Tornade des trois États, la tornade la plus destructrice

Dans certaines supercellules, l'intensité du cyclone croît et décroît rapidement, ce qui engendre une série de tornades. On a ainsi observé des « familles » de tornades comprenant jusqu'à huit membres disséminés sur une distance de 200 à 300 kilomètres. À de plus rares occasions, le cyclone reste actif pendant plusieurs heures et ne donne qu'une seule et longue tornade qui sème la désolation sur son passage, aux États-Unis. La tornade la plus destructrice jamais enregistrée est la tornade des trois États du 18 mars 1925, qui provoqua la mort de 689 personnes sur un parcours de 352 kilomètres, du sud-est du Missouri au sud-ouest de l'Indiana, en passant par l'Illinois.

Les vortex des tornades ont des tailles et des formes très variées. Il est délicat de tirer des conclusions sur la dynamique du cœur du vortex à partir des observations du tuba car l'aspect de celui-ci dépend non seulement de la structure du cœur, mais aussi du degré d'humidité de l'air, des propriétés du sol et d'autres facteurs ; il peut même changer au cours de la vie de la tornade. Il existe néanmoins quelques propriétés générales.

Structure d'un orage supercellulaire avec les mouvements de l'air indiqués par les flèches noires, incluant la très large circulation de mésocyclone en rouge et, sous celle-ci, la tornade de beaucoup plus faible diamètre. On remarque également la présence d'un nuage-mur, ou mur de nuages, sous l'orage, associé au courant ascendant. © Michael Graf, CC by-sa 3.0

Tornades faibles, fortes ou violentes : l'échelle de Fujita

Il existe différents types de tornades.
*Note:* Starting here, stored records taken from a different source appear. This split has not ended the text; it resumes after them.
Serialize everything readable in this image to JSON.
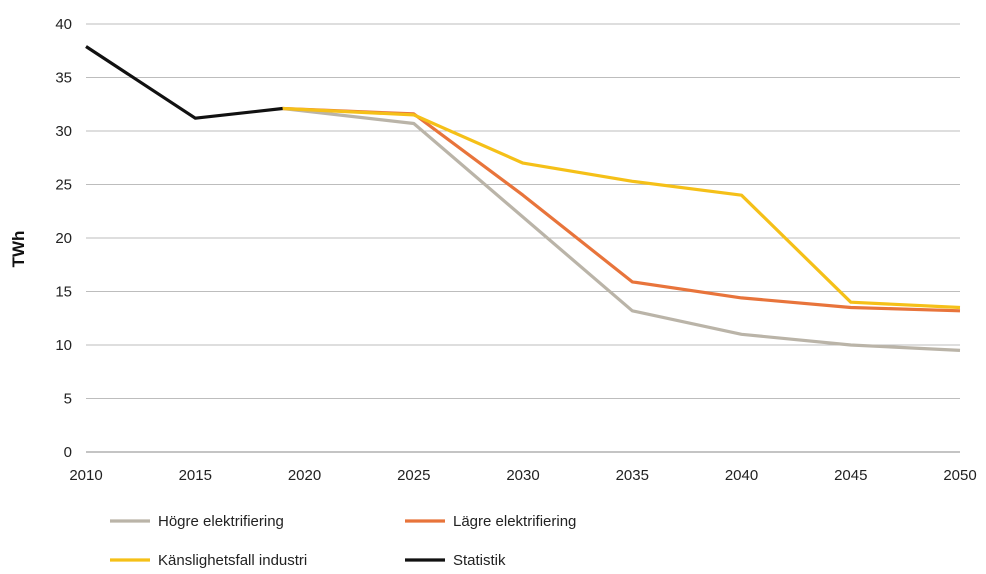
{
  "chart_data": {
    "type": "line",
    "title": "",
    "xlabel": "",
    "ylabel": "TWh",
    "x_ticks": [
      "2010",
      "2015",
      "2020",
      "2025",
      "2030",
      "2035",
      "2040",
      "2045",
      "2050"
    ],
    "y_ticks": [
      "0",
      "5",
      "10",
      "15",
      "20",
      "25",
      "30",
      "35",
      "40"
    ],
    "xlim": [
      2010,
      2050
    ],
    "ylim": [
      0,
      40
    ],
    "grid": "horizontal",
    "legend_position": "bottom",
    "series": [
      {
        "name": "Högre elektrifiering",
        "color": "#bab4a8",
        "x": [
          2019,
          2025,
          2035,
          2040,
          2045,
          2050
        ],
        "y": [
          32.1,
          30.7,
          13.2,
          11.0,
          10.0,
          9.5
        ]
      },
      {
        "name": "Lägre elektrifiering",
        "color": "#e8743b",
        "x": [
          2019,
          2025,
          2030,
          2035,
          2040,
          2045,
          2050
        ],
        "y": [
          32.1,
          31.6,
          24.0,
          15.9,
          14.4,
          13.5,
          13.2
        ]
      },
      {
        "name": "Känslighetsfall industri",
        "color": "#f5c018",
        "x": [
          2019,
          2025,
          2030,
          2035,
          2040,
          2045,
          2050
        ],
        "y": [
          32.1,
          31.5,
          27.0,
          25.3,
          24.0,
          14.0,
          13.5
        ]
      },
      {
        "name": "Statistik",
        "color": "#111111",
        "x": [
          2010,
          2015,
          2019
        ],
        "y": [
          37.9,
          31.2,
          32.1
        ]
      }
    ]
  }
}
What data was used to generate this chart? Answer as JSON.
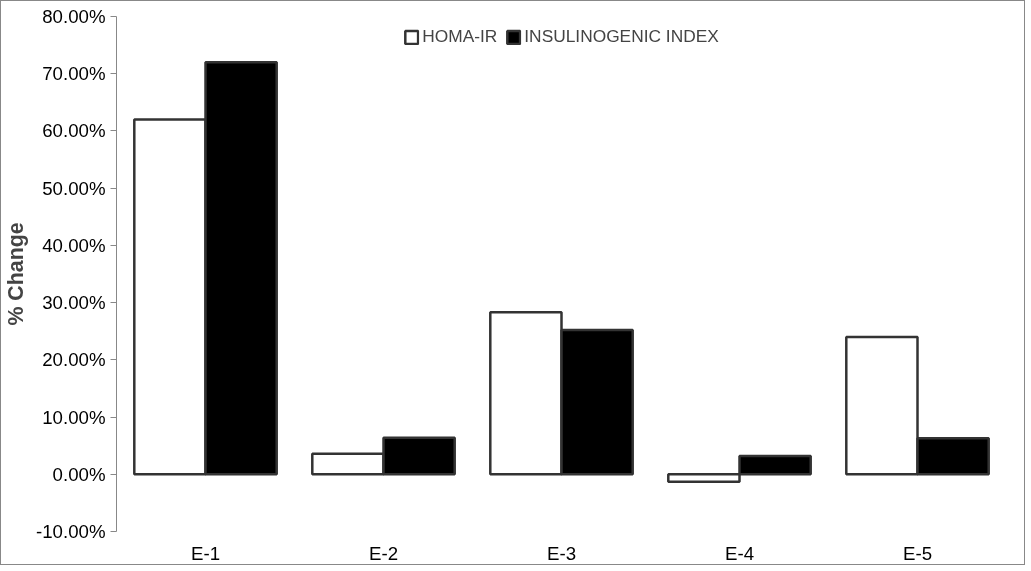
{
  "chart_data": {
    "type": "bar",
    "ylabel": "% Change",
    "categories": [
      "E-1",
      "E-2",
      "E-3",
      "E-4",
      "E-5"
    ],
    "series": [
      {
        "name": "HOMA-IR",
        "color": "#ffffff",
        "values": [
          62,
          3.6,
          28.3,
          -1.3,
          24
        ]
      },
      {
        "name": "INSULINOGENIC INDEX",
        "color": "#000000",
        "values": [
          72,
          6.4,
          25.2,
          3.2,
          6.3
        ]
      }
    ],
    "ylim": [
      -10,
      80
    ],
    "yticks": [
      {
        "value": -10,
        "label": "-10.00%"
      },
      {
        "value": 0,
        "label": "0.00%"
      },
      {
        "value": 10,
        "label": "10.00%"
      },
      {
        "value": 20,
        "label": "20.00%"
      },
      {
        "value": 30,
        "label": "30.00%"
      },
      {
        "value": 40,
        "label": "40.00%"
      },
      {
        "value": 50,
        "label": "50.00%"
      },
      {
        "value": 60,
        "label": "60.00%"
      },
      {
        "value": 70,
        "label": "70.00%"
      },
      {
        "value": 80,
        "label": "80.00%"
      }
    ],
    "grid": false,
    "legend": "top"
  }
}
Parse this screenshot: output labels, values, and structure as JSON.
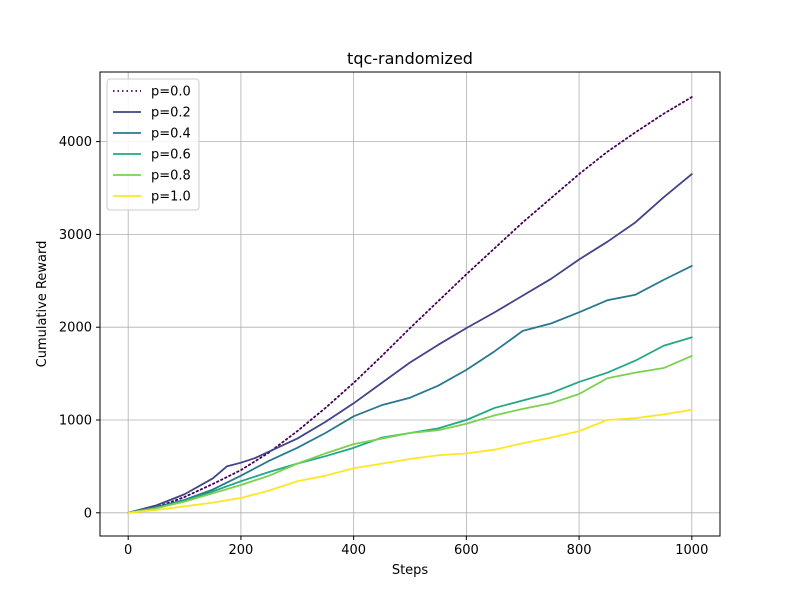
{
  "chart_data": {
    "type": "line",
    "title": "tqc-randomized",
    "xlabel": "Steps",
    "ylabel": "Cumulative Reward",
    "xlim": [
      -50,
      1050
    ],
    "ylim": [
      -250,
      4750
    ],
    "xticks": [
      0,
      200,
      400,
      600,
      800,
      1000
    ],
    "yticks": [
      0,
      1000,
      2000,
      3000,
      4000
    ],
    "grid": true,
    "legend_position": "top-left",
    "series": [
      {
        "name": "p=0.0",
        "color": "#440154",
        "dash": "dotted",
        "points": [
          [
            0,
            0
          ],
          [
            50,
            60
          ],
          [
            100,
            170
          ],
          [
            150,
            310
          ],
          [
            200,
            460
          ],
          [
            250,
            650
          ],
          [
            300,
            880
          ],
          [
            350,
            1130
          ],
          [
            400,
            1400
          ],
          [
            450,
            1690
          ],
          [
            500,
            1990
          ],
          [
            550,
            2280
          ],
          [
            600,
            2570
          ],
          [
            650,
            2850
          ],
          [
            700,
            3130
          ],
          [
            750,
            3390
          ],
          [
            800,
            3650
          ],
          [
            850,
            3890
          ],
          [
            900,
            4100
          ],
          [
            950,
            4300
          ],
          [
            1000,
            4480
          ]
        ]
      },
      {
        "name": "p=0.2",
        "color": "#414487",
        "dash": "solid",
        "points": [
          [
            0,
            0
          ],
          [
            50,
            80
          ],
          [
            100,
            200
          ],
          [
            150,
            370
          ],
          [
            175,
            500
          ],
          [
            200,
            540
          ],
          [
            225,
            590
          ],
          [
            250,
            660
          ],
          [
            300,
            800
          ],
          [
            350,
            980
          ],
          [
            400,
            1180
          ],
          [
            450,
            1400
          ],
          [
            500,
            1620
          ],
          [
            550,
            1810
          ],
          [
            600,
            1990
          ],
          [
            650,
            2160
          ],
          [
            700,
            2340
          ],
          [
            750,
            2520
          ],
          [
            800,
            2730
          ],
          [
            850,
            2920
          ],
          [
            900,
            3130
          ],
          [
            950,
            3400
          ],
          [
            1000,
            3650
          ]
        ]
      },
      {
        "name": "p=0.4",
        "color": "#2A788E",
        "dash": "solid",
        "points": [
          [
            0,
            0
          ],
          [
            50,
            60
          ],
          [
            100,
            140
          ],
          [
            150,
            250
          ],
          [
            200,
            400
          ],
          [
            250,
            560
          ],
          [
            300,
            700
          ],
          [
            350,
            860
          ],
          [
            400,
            1040
          ],
          [
            450,
            1160
          ],
          [
            500,
            1240
          ],
          [
            550,
            1370
          ],
          [
            600,
            1540
          ],
          [
            650,
            1740
          ],
          [
            700,
            1960
          ],
          [
            750,
            2040
          ],
          [
            800,
            2160
          ],
          [
            850,
            2290
          ],
          [
            900,
            2350
          ],
          [
            950,
            2510
          ],
          [
            1000,
            2660
          ]
        ]
      },
      {
        "name": "p=0.6",
        "color": "#22A884",
        "dash": "solid",
        "points": [
          [
            0,
            0
          ],
          [
            50,
            50
          ],
          [
            100,
            130
          ],
          [
            150,
            230
          ],
          [
            200,
            340
          ],
          [
            250,
            440
          ],
          [
            300,
            530
          ],
          [
            350,
            610
          ],
          [
            400,
            700
          ],
          [
            450,
            810
          ],
          [
            500,
            860
          ],
          [
            550,
            910
          ],
          [
            600,
            1000
          ],
          [
            650,
            1130
          ],
          [
            700,
            1210
          ],
          [
            750,
            1290
          ],
          [
            800,
            1410
          ],
          [
            850,
            1510
          ],
          [
            900,
            1640
          ],
          [
            950,
            1800
          ],
          [
            1000,
            1890
          ]
        ]
      },
      {
        "name": "p=0.8",
        "color": "#7AD151",
        "dash": "solid",
        "points": [
          [
            0,
            0
          ],
          [
            50,
            50
          ],
          [
            100,
            120
          ],
          [
            150,
            210
          ],
          [
            200,
            300
          ],
          [
            250,
            400
          ],
          [
            300,
            530
          ],
          [
            350,
            640
          ],
          [
            400,
            740
          ],
          [
            450,
            800
          ],
          [
            500,
            860
          ],
          [
            550,
            890
          ],
          [
            600,
            960
          ],
          [
            650,
            1050
          ],
          [
            700,
            1120
          ],
          [
            750,
            1180
          ],
          [
            800,
            1280
          ],
          [
            850,
            1450
          ],
          [
            900,
            1510
          ],
          [
            950,
            1560
          ],
          [
            1000,
            1690
          ]
        ]
      },
      {
        "name": "p=1.0",
        "color": "#FDE725",
        "dash": "solid",
        "points": [
          [
            0,
            0
          ],
          [
            50,
            30
          ],
          [
            100,
            70
          ],
          [
            150,
            110
          ],
          [
            200,
            160
          ],
          [
            250,
            240
          ],
          [
            300,
            340
          ],
          [
            350,
            400
          ],
          [
            400,
            480
          ],
          [
            450,
            530
          ],
          [
            500,
            580
          ],
          [
            550,
            620
          ],
          [
            600,
            640
          ],
          [
            650,
            680
          ],
          [
            700,
            750
          ],
          [
            750,
            810
          ],
          [
            800,
            880
          ],
          [
            850,
            1000
          ],
          [
            900,
            1020
          ],
          [
            950,
            1060
          ],
          [
            1000,
            1110
          ]
        ]
      }
    ]
  }
}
Celles-ci sont classées « faibles », « forte » voire « violentes ».

Les tornades classées « faibles » selon l'échelle mise au point par T. Fujita de l'université de Chicago (la vitesse maximale des vents est alors comprise entre 65 et 180 kilomètres à l'heure) sont associées à un tuba unique non turbulent, souvent en forme de long cône dont le sommet est en bas et la surface lisse. Le tuba n'atteint généralement pas le sol et les vents verticaux les plus rapides soufflent le long de l'axe central.

Au contraire, le vortex d'une tornade classée « forte » (pour des vitesses allant de 180 à 330 kilomètres à l'heure) est généralement turbulent et le nuage du tuba - une large colonne qui descend presque toujours jusqu'au sol - est tumultueux et bouillonnant. Dans ces tornades, les vitesses verticales les plus élevées sont atteintes dans l'anneau entourant l'axe central ; elles sont plus faibles sur l'axe central lui-même et peuvent même s'y inverser créant ainsi un courant descendant. Il existe bien évidemment des formes intermédiaires entre ces deux types de vortex.

La plupart des tornades classées « violentes » (plus de 330 kilomètres à l'heure) ont un aspect très différent : l'« œil » central est clair et calme et il est entouré de deux ou plusieurs vortex secondaires. L'air qui descend dans l'œil sans tourbillonner, est aspiré du haut par la pression extrêmement basse qui règne au niveau du sol ; l'œil est clair car les gouttelettes d'eau de l'air s'évaporent quand celui-ci descend et se réchauffe. Au sol, le courant intérieur rencontre le courant primaire venant de l'extérieur du cœur du vortex. Le courant résultant remonte et crée des vortex secondaires dans un anneau cylindrique autour du courant descendant central. Les vortex secondaires tournent à la fois très vite autour de leur axe hélicoïdal et autour de l'axe de la tornade. Il semble que les vents les plus rapides à la surface de la Terre, qui approchent 480 kilomètres à l'heure, soufflent à la base de ces vortex secondaires. La découverte de cette structure à vortex multiples entrelacés, au début des années 1970, est très importante car elle a permis d'expliquer les sillons cycloïdaux compliqués laissés sur le sol par les tornades les plus puissantes.